PANCASILA SEBAGAI IDEOLOGI TERBUKA
BAB I
PENDAHULUAN
A.
Latar
Belakang
Kenyataan
hidup berbangsa dan bernegara bagi kita bangsa Indonesia tidak dapat dilepaskan
dari sejarah masa lampau. Demikianlah halnya dengan terbentuknya Negara
Kesatuan Republik Indonesia, termasuk di dalamnya Pancasila sebagai dasar
negaranya. Sejarah masa lalu dengan masa kini dan masa mendatang merupakan
suatu rangkaian waktu yang berlanjut dan berkesinambungan.
Dalam Pedoman
Penghayatan dan Pengamalan Pancasila dapat menelusuri sejarah kita di masa lalu
dan coba untuk melihat tugas-tugas yang kita emban ke masa depan, yang keduanya
menyadarkan kita akan perlunya menghayati dan mengamalkan Pancasila. Sejarah di
belakang telah dilalui dengan berbagai cobaan terhadap Pancasila, namun sejarah
menunjukkan dengan jelas bahwa Pancasila yang berakar di bumi Indonesia
senantiasa mampu mengatasi percobaan nasional di masa lampau. Dari sejarah itu,
kita mendapat pelajaran sangat berharga bahwa selama ini Pancasila belum kita
hayati dan juga belum kita amalkan secara semestinya.
Penghayatan adalah
suatu proses batin yang sebelum dihayati memerlukan pengenalan dan pengertian
tentang apa yang akan dihayati itu.
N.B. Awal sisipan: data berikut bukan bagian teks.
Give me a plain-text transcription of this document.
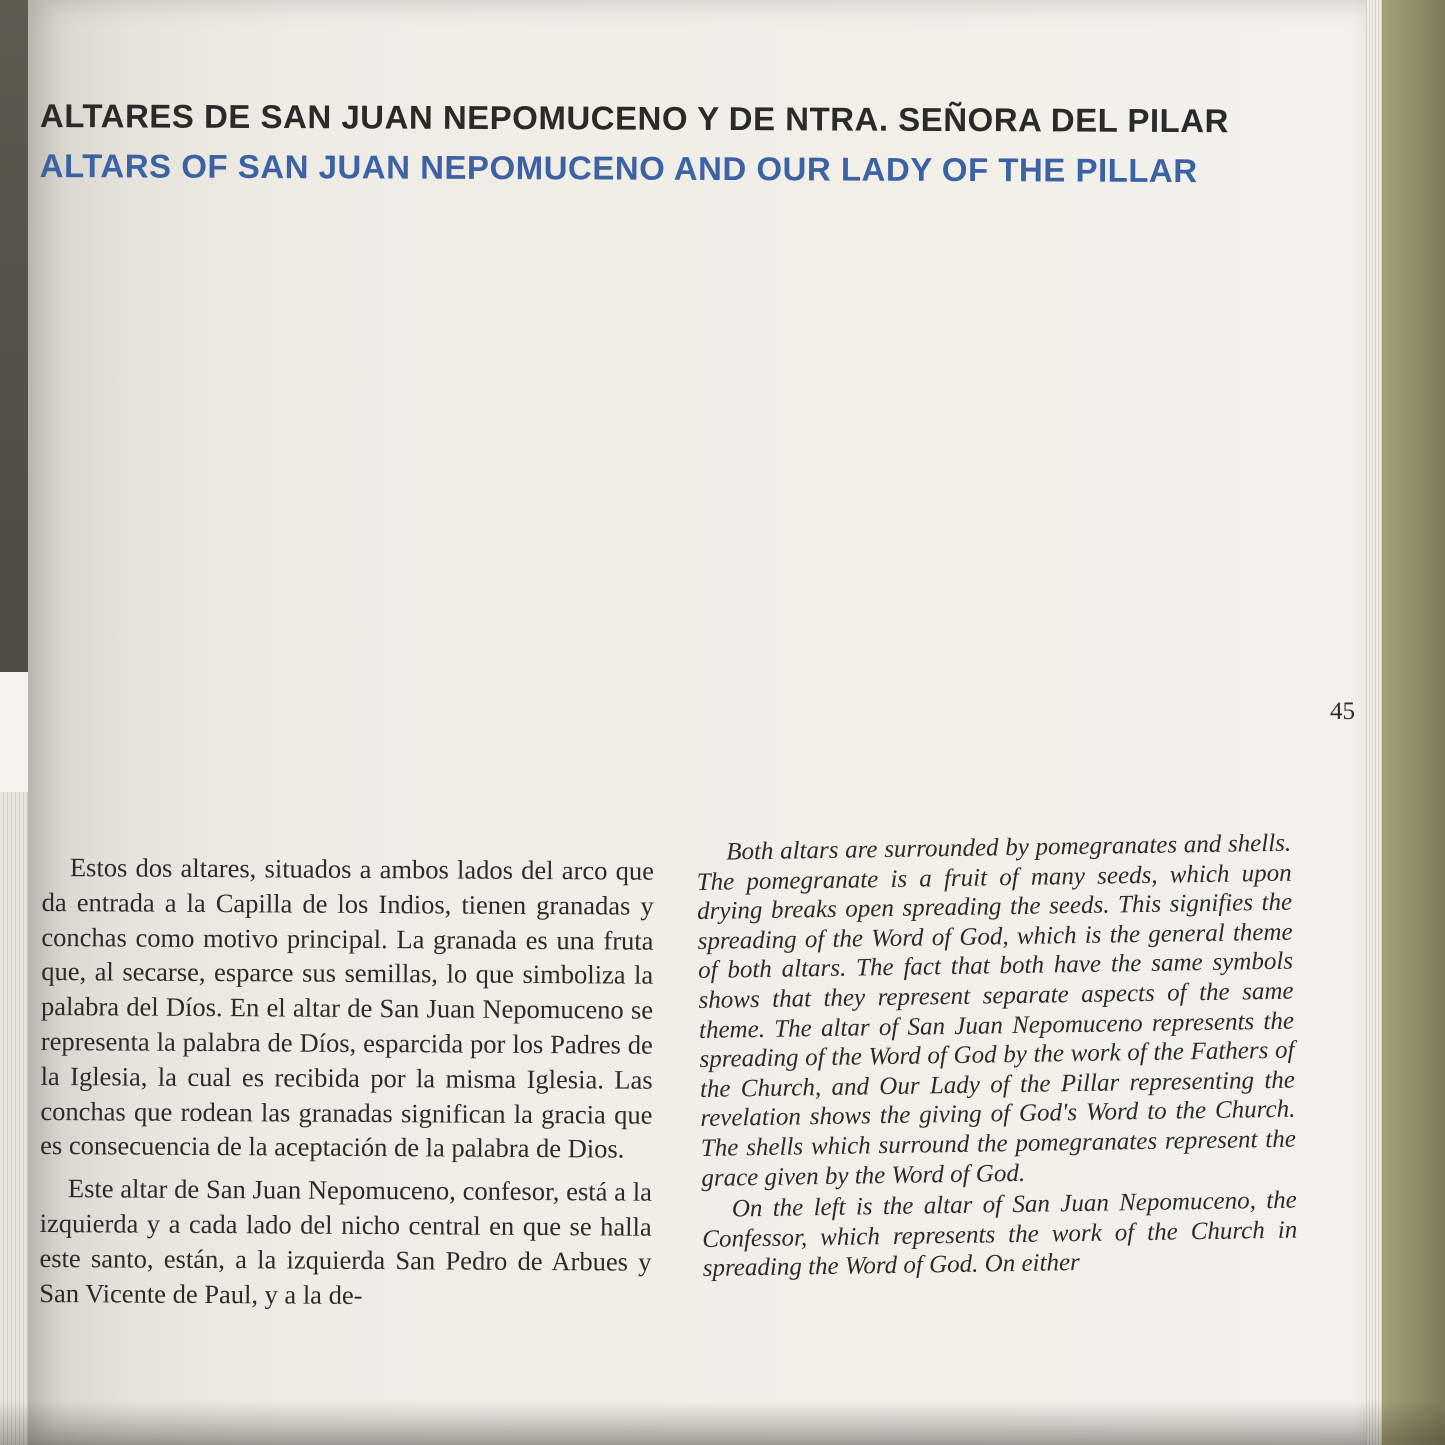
ALTARES DE SAN JUAN NEPOMUCENO Y DE NTRA. SEÑORA DEL PILAR
ALTARS OF SAN JUAN NEPOMUCENO AND OUR LADY OF THE PILLAR
45

Estos dos altares, situados a ambos lados del arco que da entrada a la Capilla de los Indios, tienen granadas y conchas como motivo principal. La granada es una fruta que, al secarse, esparce sus semillas, lo que simboliza la palabra del Díos. En el altar de San Juan Nepomuceno se representa la palabra de Díos, esparcida por los Padres de la Iglesia, la cual es recibida por la misma Iglesia. Las conchas que rodean las granadas significan la gracia que es consecuencia de la aceptación de la palabra de Dios.

Este altar de San Juan Nepomuceno, confesor, está a la izquierda y a cada lado del nicho central en que se halla este santo, están, a la izquierda San Pedro de Arbues y San Vicente de Paul, y a la de-

Both altars are surrounded by pomegranates and shells. The pomegranate is a fruit of many seeds, which upon drying breaks open spreading the seeds. This signifies the spreading of the Word of God, which is the general theme of both altars. The fact that both have the same symbols shows that they represent separate aspects of the same theme. The altar of San Juan Nepomuceno represents the spreading of the Word of God by the work of the Fathers of the Church, and Our Lady of the Pillar representing the revelation shows the giving of God's Word to the Church. The shells which surround the pomegranates represent the grace given by the Word of God.

On the left is the altar of San Juan Nepomuceno, the Confessor, which represents the work of the Church in spreading the Word of God. On either
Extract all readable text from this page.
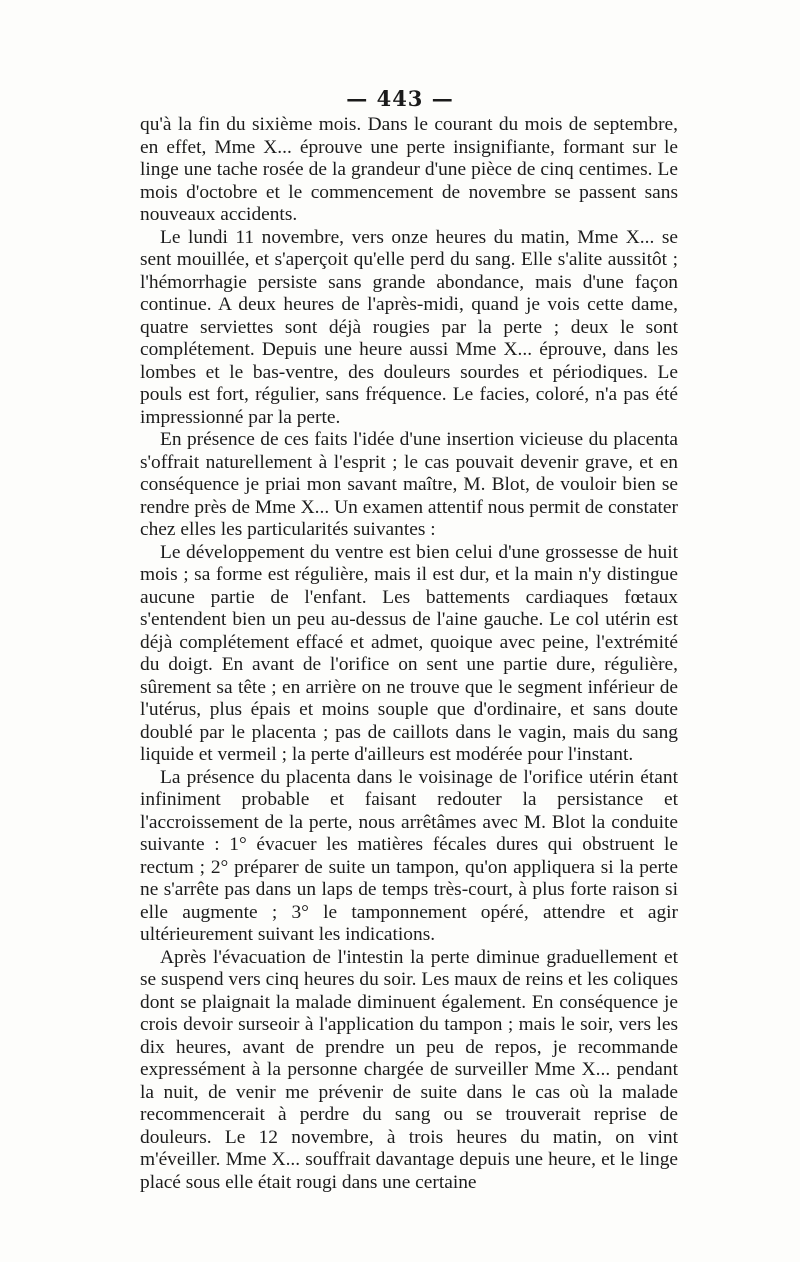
— 443 —

qu'à la fin du sixième mois. Dans le courant du mois de septembre, en effet, Mme X... éprouve une perte insignifiante, formant sur le linge une tache rosée de la grandeur d'une pièce de cinq centimes. Le mois d'octobre et le commencement de novembre se passent sans nouveaux accidents.

Le lundi 11 novembre, vers onze heures du matin, Mme X... se sent mouillée, et s'aperçoit qu'elle perd du sang. Elle s'alite aussitôt ; l'hémorrhagie persiste sans grande abondance, mais d'une façon continue. A deux heures de l'après-midi, quand je vois cette dame, quatre serviettes sont déjà rougies par la perte ; deux le sont complétement. Depuis une heure aussi Mme X... éprouve, dans les lombes et le bas-ventre, des douleurs sourdes et périodiques. Le pouls est fort, régulier, sans fréquence. Le facies, coloré, n'a pas été impressionné par la perte.

En présence de ces faits l'idée d'une insertion vicieuse du placenta s'offrait naturellement à l'esprit ; le cas pouvait devenir grave, et en conséquence je priai mon savant maître, M. Blot, de vouloir bien se rendre près de Mme X... Un examen attentif nous permit de constater chez elles les particularités suivantes :

Le développement du ventre est bien celui d'une grossesse de huit mois ; sa forme est régulière, mais il est dur, et la main n'y distingue aucune partie de l'enfant. Les battements cardiaques fœtaux s'entendent bien un peu au-dessus de l'aine gauche. Le col utérin est déjà complétement effacé et admet, quoique avec peine, l'extrémité du doigt. En avant de l'orifice on sent une partie dure, régulière, sûrement sa tête ; en arrière on ne trouve que le segment inférieur de l'utérus, plus épais et moins souple que d'ordinaire, et sans doute doublé par le placenta ; pas de caillots dans le vagin, mais du sang liquide et vermeil ; la perte d'ailleurs est modérée pour l'instant.

La présence du placenta dans le voisinage de l'orifice utérin étant infiniment probable et faisant redouter la persistance et l'accroissement de la perte, nous arrêtâmes avec M. Blot la conduite suivante : 1° évacuer les matières fécales dures qui obstruent le rectum ; 2° préparer de suite un tampon, qu'on appliquera si la perte ne s'arrête pas dans un laps de temps très-court, à plus forte raison si elle augmente ; 3° le tamponnement opéré, attendre et agir ultérieurement suivant les indications.

Après l'évacuation de l'intestin la perte diminue graduellement et se suspend vers cinq heures du soir. Les maux de reins et les coliques dont se plaignait la malade diminuent également. En conséquence je crois devoir surseoir à l'application du tampon ; mais le soir, vers les dix heures, avant de prendre un peu de repos, je recommande expressément à la personne chargée de surveiller Mme X... pendant la nuit, de venir me prévenir de suite dans le cas où la malade recommencerait à perdre du sang ou se trouverait reprise de douleurs. Le 12 novembre, à trois heures du matin, on vint m'éveiller. Mme X... souffrait davantage depuis une heure, et le linge placé sous elle était rougi dans une certaine
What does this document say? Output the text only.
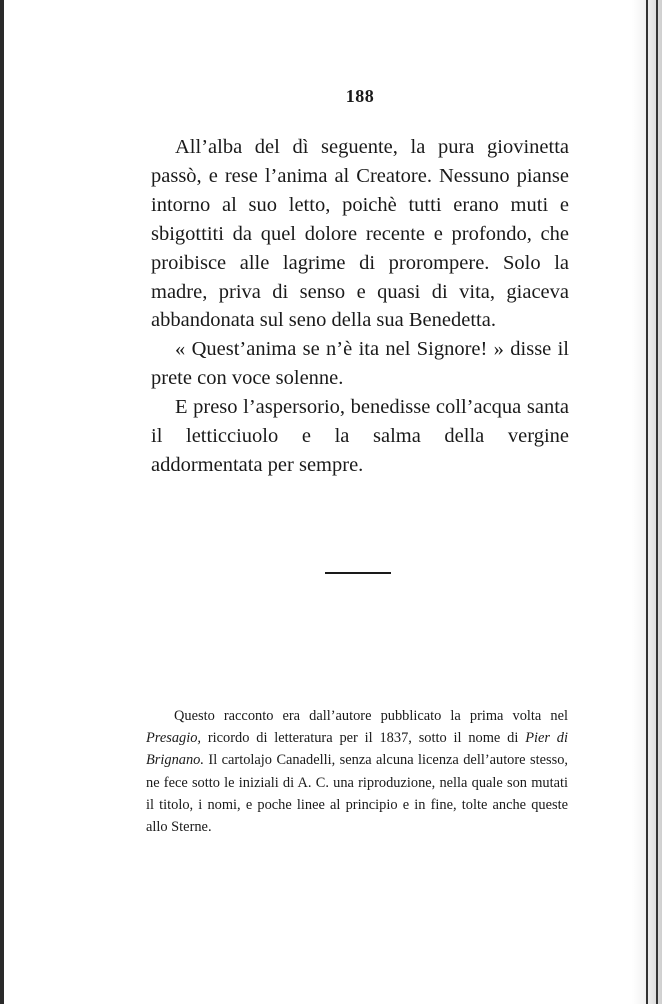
188

All’alba del dì seguente, la pura giovinetta passò, e rese l’anima al Creatore. Nessuno pianse intorno al suo letto, poichè tutti erano muti e sbigottiti da quel dolore recente e profondo, che proibisce alle lagrime di prorompere. Solo la madre, priva di senso e quasi di vita, giaceva abbandonata sul seno della sua Benedetta.

« Quest’anima se n’è ita nel Signore! » disse il prete con voce solenne.

E preso l’aspersorio, benedisse coll’acqua santa il letticciuolo e la salma della vergine addormentata per sempre.

Questo racconto era dall’autore pubblicato la prima volta nel Presagio, ricordo di letteratura per il 1837, sotto il nome di Pier di Brignano. Il cartolajo Canadelli, senza alcuna licenza dell’autore stesso, ne fece sotto le iniziali di A. C. una riproduzione, nella quale son mutati il titolo, i nomi, e poche linee al principio e in fine, tolte anche queste allo Sterne.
Selanjutnya setelah meresap di dalam hati,
maka pengamalannya akna terasa sebagai sesuatu yang keluar dari esadaran sendiri,
akan terasa sebagai sesuatu yang menjadi bagian dan sekaligus tujuan hidup.
Sementara itu, Pengamatan terhadap tugas-tugas sejarah yang kita emban ke masa
depan yang penuh dengan segala kemungkinan itu, juga menyadarkan kita akan
perlunya penghayatan dan pengamalan Pancasila.
B.
Tujuan
Penelitian
1. Ingin
mengetahui sejarah pancasila
2. Ingin
mengetahui perumusan dan pengesahan pancasila
3. Ingin
mengetahui pancasila sebagai dasar Negara
4. Ingin
mengetahui pancasila sebagai ideology
C.
Rumusan
Masalah
1. Pengertian
pancasila
2. Bagaimana
sejarah pancasila ?
3. Bagaimana
perumusan dan pengesahan pancasila ?
4. Bagaimana
pancasila sebagai dasar negara ?
5. Bagaimana
pancasila sebagai ideologi terbuka ?
BAB
II
PEMBAHASAN
A.
Pengertian
Pancasila
Pancasila adalah ideologi dasar bagi negara
Indonesia. Nama ini terdiri dari dua kata dari Sanskerta:
pañca berarti lima dan śīla berarti dasar atau asas. Pancasila
merupakan rumusan dan pedoman kehidupan berbangsa dan bernegara bagi seluruh
rakyat Indonesia. Istilah Pancasila telah dikenal sejak zaman Majapahit pada
abad XIV yang terdapat dalam buku Nagara Kertagama karangan Prapanca dan buku
Sutasoma karangan Tantular. Pancasila sebagai dasar negara Republik Indonesia
ditetapkan pada tanggal 18 Agustus 1945. sebagai dasar negara maka nilai-nilai
kehidupan bernegara dan pemerintahan berdasarkan pada Pancasila. nilai-nilai
yang ada dalam Pancasila tersebut telah dipraktikan oleh nenek moyang bangsa
Indonesia dan kita teruskan sampai sekarang.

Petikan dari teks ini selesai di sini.